For diluted earnings per share, the weighted average number of ordinary shares
in issue is adjusted to assume conversion of all dilutive potential ordinary
shares. The Group has two classes of dilutive potential ordinary shares: those
options granted to employees where the exercise price is less than the market
price of the Company's ordinary shares during the year and the contingently
issuable shares under the Group's LTIP. At 30 June 2002, the performance
criteria for the vesting of awards under the plans maturing on 30 June 2003 and
30 June 2004 had not been met and consequently the shares in question are
excluded from the diluted earnings per share computation.
The weighted average number of shares used in the calculations are below:
2002 2001
'000 '000
Basic eps 48,352 47,844
Diluted eps 49,150 49,222
6 Net cash inflow from operating activities
2002 2001
£'000 £'000
Operating profit 16,495 15,691
Depreciation Charges 9,117 8,068
Goodwill amortisation 13 11
Profit on sale of tangible fixed assets and investment properties (14) (108)

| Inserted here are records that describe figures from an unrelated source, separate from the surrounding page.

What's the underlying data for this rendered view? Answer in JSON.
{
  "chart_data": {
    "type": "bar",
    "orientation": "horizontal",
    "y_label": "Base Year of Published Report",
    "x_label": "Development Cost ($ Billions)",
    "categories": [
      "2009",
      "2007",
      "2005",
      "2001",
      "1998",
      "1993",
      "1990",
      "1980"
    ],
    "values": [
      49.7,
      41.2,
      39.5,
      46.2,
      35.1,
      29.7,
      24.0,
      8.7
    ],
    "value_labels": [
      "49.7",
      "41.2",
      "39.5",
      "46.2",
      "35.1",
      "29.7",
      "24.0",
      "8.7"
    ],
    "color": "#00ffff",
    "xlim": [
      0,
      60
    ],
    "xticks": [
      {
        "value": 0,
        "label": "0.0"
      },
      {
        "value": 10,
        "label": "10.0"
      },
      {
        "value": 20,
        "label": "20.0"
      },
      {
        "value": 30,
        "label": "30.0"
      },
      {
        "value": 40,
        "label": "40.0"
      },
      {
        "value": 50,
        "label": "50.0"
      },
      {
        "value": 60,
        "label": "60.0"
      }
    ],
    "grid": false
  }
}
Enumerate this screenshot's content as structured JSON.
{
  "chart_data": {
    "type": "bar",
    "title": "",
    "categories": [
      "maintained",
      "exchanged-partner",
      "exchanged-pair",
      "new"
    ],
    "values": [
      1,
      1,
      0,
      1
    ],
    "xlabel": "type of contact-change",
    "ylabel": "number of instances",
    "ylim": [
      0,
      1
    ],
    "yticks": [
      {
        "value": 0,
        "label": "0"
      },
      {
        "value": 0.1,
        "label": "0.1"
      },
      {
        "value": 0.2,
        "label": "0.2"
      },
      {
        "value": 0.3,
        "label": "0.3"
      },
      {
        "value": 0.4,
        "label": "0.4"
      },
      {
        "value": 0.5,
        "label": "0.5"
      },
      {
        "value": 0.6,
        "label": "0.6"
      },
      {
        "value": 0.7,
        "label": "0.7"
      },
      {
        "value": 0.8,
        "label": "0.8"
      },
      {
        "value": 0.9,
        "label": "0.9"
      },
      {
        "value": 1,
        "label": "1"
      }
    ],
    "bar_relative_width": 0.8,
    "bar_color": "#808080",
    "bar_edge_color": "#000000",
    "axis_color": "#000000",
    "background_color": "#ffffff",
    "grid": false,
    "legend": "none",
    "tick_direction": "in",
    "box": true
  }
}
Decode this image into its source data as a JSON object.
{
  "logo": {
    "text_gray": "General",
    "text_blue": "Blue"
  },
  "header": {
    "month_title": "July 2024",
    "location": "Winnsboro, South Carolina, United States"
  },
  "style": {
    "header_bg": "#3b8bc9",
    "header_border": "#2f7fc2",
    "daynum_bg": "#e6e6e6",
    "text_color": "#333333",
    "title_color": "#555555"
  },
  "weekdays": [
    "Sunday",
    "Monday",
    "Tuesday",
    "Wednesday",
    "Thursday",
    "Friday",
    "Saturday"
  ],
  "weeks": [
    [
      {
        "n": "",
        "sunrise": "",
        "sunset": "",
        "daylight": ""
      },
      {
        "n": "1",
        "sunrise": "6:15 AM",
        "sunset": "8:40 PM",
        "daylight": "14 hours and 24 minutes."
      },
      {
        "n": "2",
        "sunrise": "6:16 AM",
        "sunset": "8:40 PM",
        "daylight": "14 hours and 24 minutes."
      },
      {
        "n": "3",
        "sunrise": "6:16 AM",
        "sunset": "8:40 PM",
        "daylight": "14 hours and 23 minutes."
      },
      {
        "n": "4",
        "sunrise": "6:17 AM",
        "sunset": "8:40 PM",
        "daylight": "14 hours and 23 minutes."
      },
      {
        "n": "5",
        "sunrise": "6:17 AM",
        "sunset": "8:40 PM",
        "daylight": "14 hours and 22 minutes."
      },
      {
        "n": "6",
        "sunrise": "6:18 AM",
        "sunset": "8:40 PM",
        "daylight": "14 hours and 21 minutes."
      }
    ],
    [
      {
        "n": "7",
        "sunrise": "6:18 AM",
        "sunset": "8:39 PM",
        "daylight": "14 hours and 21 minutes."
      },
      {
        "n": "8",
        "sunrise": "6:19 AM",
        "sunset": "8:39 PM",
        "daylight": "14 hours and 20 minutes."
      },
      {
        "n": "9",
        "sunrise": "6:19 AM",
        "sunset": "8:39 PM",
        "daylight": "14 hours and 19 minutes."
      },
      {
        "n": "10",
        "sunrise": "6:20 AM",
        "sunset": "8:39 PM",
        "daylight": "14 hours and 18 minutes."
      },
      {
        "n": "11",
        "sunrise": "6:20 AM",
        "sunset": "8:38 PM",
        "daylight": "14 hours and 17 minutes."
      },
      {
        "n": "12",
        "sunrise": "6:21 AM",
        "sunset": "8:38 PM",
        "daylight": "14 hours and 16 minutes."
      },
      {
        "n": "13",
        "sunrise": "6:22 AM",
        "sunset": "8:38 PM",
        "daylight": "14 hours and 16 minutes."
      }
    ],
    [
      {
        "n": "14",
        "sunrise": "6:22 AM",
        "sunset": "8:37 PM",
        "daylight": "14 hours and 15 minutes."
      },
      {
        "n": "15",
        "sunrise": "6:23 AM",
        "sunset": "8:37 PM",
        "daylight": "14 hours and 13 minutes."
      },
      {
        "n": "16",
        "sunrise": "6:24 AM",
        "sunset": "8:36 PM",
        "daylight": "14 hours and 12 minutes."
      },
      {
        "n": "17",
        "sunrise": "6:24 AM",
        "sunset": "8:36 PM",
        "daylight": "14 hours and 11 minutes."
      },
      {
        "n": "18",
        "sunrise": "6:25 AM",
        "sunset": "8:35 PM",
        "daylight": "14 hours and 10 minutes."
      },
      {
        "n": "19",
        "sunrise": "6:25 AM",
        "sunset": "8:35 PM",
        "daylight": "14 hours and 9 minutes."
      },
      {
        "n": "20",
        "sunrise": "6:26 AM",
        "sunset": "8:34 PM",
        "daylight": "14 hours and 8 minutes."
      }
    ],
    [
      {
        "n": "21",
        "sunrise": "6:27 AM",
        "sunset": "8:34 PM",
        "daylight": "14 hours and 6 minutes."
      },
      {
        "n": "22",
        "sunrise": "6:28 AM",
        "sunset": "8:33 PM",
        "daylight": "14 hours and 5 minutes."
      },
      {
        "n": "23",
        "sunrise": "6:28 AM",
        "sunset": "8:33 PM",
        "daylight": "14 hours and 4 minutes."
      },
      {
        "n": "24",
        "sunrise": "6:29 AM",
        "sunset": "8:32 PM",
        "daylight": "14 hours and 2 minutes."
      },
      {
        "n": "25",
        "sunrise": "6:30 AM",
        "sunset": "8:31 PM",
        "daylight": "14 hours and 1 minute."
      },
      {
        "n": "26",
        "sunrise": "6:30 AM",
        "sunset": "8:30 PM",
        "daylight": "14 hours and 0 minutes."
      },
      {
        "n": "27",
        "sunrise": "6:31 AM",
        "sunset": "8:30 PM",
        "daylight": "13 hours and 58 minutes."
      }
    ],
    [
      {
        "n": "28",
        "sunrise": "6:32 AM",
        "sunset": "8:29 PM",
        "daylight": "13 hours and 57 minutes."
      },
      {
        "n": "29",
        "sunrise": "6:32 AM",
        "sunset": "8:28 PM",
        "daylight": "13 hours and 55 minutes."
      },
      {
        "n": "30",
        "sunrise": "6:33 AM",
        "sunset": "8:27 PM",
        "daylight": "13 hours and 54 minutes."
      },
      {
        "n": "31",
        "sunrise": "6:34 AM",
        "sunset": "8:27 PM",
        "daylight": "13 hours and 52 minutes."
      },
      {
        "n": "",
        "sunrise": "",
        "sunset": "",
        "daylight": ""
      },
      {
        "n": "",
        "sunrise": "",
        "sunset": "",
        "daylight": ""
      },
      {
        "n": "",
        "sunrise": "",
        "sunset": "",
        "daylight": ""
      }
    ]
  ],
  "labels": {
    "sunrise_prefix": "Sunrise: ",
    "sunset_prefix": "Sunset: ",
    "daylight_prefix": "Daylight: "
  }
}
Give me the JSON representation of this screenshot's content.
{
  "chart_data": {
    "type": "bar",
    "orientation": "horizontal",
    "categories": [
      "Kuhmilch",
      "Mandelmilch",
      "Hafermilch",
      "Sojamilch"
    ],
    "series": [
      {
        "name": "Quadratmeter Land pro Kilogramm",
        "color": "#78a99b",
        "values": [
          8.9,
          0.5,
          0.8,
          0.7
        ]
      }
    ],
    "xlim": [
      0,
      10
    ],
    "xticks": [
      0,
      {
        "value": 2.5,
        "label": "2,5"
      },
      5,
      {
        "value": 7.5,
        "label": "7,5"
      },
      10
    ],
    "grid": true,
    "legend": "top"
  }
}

Long term incentive plan charge 455 611
(Increase)/ decrease in stock (195) 278
Increase in debtors (3,531) (1,116)
Increase/(decrease) in creditors 7,902 (52)
Foreign exchange - 261
Net cash inflow from operating activities 30,242 23,644
7 Reconciliation of net cash flow to movement in net funds
2002 2001
£'000 £'000
Increase in cash 16,803 5,627
Movement in debt and lease financing 1,210 358
Change in net funds from cash flows 18,013 5,985
Translation difference 637 (285)
Movement in net funds in year 18,650 5,700
Net funds (debt) at 1 July 1,288 (4,412)
Net funds at 30 June 19,938 1,288
8 Analysis of net funds
At 1 July Cash Exchange At 30 June
2001 flow movement 2002
£'000 £'000 £'000 £'000
Cash in hand 13,564 14,762 (236) 28,090
Overdrafts (3,634) 2,041 281 (1,312)
Sub total 9,930 16,803 45 26,778
Debt due after 1 year (8,641) 1,209 592 (6,840)
Finance leases (1) 1 - -
Total 1,288 18,013 637 19,938
9 The figures for the year ended 30 June 2002 are an extract from the
Group's statutory accounts, which will be delivered to the Registrar of
Companies following the Annual General Meeting. The independent auditors'
report on these accounts was unqualified and does not contain any statement
under section 237 of the Companies Act 1985.